Sore ini, 6 Januari 2023 sambil menunggu hujan reda kami bertiga ngobrol di selasar gedung animax. Obrolan yang awalannya menyangkut tentang loyalitas tegak lurus seorang guru yang sejatinya berhamba pada peserta didik. Di tengah obrolan tersebut, Bu Desyana menanyakan tentang seperti apa “me time” saya.
Pertanyaan ini menggelitik untuk direnungkan lebih mendalam, tentang kapan dan seperti apa “me time”. Istilah “me time” memiliki makna waktu untuk diriku sendiri yang lebih mengarah kapan dan bagaimana saya memanfaatkan waktu tersebut untuk memperoleh kebahagiaan untuk diriku sendiri. Dari renungan ini justru saya berselancar ke teori stoikisme, “temukan kebahagiaan pada dirimu sendiri”. Kebahagiaan yang sejati bukan diperoleh dari orang lain.
Kembali pada pertanyaan awal, seperti apa “me time”? Dari hasil perenungan lebih lanjut, setiap saat waktu yang terus berjalan ini sebenarnya adalah “me time”. Mengapa? Karena saya adalah raja, sayalah yang mengendalikan diriku sendiri. Sehingga setiap saat adalah “me time”. Ketika saya memiliki peran sebagai guru dengan waktu kerja formal antara pukul 07.00 sampai dengan 15.30, yang secara umum bekerja untuk melayani anak didik supaya mendapatkan layanan pendidikan yang lebih baik, sebenarnya itu juga “me time”. Nampaknya saya bekerja untuk orang lain, namun jika direnungkan lebih mendalam, semuanya kembali pada diri saya sendiri. Ketika kita mampu membahagiakan orang lain, sebenarnya kita mencapai kebahagiaan diri kita sendiri. Ketika menjadi guru adalah panggilan hati, bukan semata-mata sebuah pekerjaan yang dibayar, maka apa yang kita lakukan semata-mata demi mendidik yang menuntun segala potensi yang dimiliki anak didik sehingga dapat tumbuh, berkembang mencapai versi terbaiknya.
Waktu formal dari pukul 07.00 sampai dengan 15.30 tersebut ternyata tidak cukup untuk melaksanakan tugas sebagai pendidik. Bagi saya, selama tubuh ini masih bisa berpikir dan fisik belum tidur ternyata waktu itu sebenarnya adalah mendidik. Ketika waktu kita bersama keluarga kita, bersama anak-anak kita juga bagian dari proses mendidik.

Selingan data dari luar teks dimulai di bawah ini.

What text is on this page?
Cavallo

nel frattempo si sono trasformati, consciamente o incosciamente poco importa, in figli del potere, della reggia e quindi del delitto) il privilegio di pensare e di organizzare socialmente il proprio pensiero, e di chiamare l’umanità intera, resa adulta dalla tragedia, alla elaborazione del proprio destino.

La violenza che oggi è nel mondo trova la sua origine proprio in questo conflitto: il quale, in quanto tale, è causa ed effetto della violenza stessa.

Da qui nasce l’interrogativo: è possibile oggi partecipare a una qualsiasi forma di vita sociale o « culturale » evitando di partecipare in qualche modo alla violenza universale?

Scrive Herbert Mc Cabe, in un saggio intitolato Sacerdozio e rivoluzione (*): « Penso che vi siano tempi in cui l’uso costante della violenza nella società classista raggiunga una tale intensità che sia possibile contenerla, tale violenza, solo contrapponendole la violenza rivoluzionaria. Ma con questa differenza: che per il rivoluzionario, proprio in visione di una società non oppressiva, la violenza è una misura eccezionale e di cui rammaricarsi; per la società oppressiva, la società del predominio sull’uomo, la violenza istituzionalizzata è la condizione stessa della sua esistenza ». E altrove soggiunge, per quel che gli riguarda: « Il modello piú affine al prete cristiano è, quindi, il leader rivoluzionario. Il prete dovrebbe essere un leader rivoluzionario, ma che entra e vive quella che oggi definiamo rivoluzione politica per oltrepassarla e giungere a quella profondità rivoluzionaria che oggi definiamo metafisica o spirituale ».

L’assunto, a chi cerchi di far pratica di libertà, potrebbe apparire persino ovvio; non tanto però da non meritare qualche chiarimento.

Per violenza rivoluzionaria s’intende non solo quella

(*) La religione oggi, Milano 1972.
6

Dari renungan inilah, saya mengambil kesimpulan bahwa setiap saat adalah “me time”. Entah bekerja, entah bersama keluarga, entah bersama masyarakat, sebenarnya adalah “me time”, karena semuanya akan kembali hasilnya untuk diriku sendiri.
Kadang kala sambil menemani anak di rumah, dan ada karya yang dikirim anak didik saya di group whatsapp dan saya segera memberi respon feedback, itupun bagi saya adalah “me time”. Kebahagiaan yang dirasakan anak didik atas penghargaan baik melalui feedback, unggah karya di status whatsapp itupun bagian dari kebahagiaanku. Itulah “me time”. Apalagi di saat tidur, yang memberi penghargaan bagi tubuh secara fisik terhadap diri diri sendiri, juga “me time”.
Pesan moral dari pembahasan ini, jadikan setiap saat adalah “me time” yang berkualitas. Karena waktu yang sebenarnya adalah saat ini. Waktu kemarin, menjadi sejarah, waktu besok adalah misteri.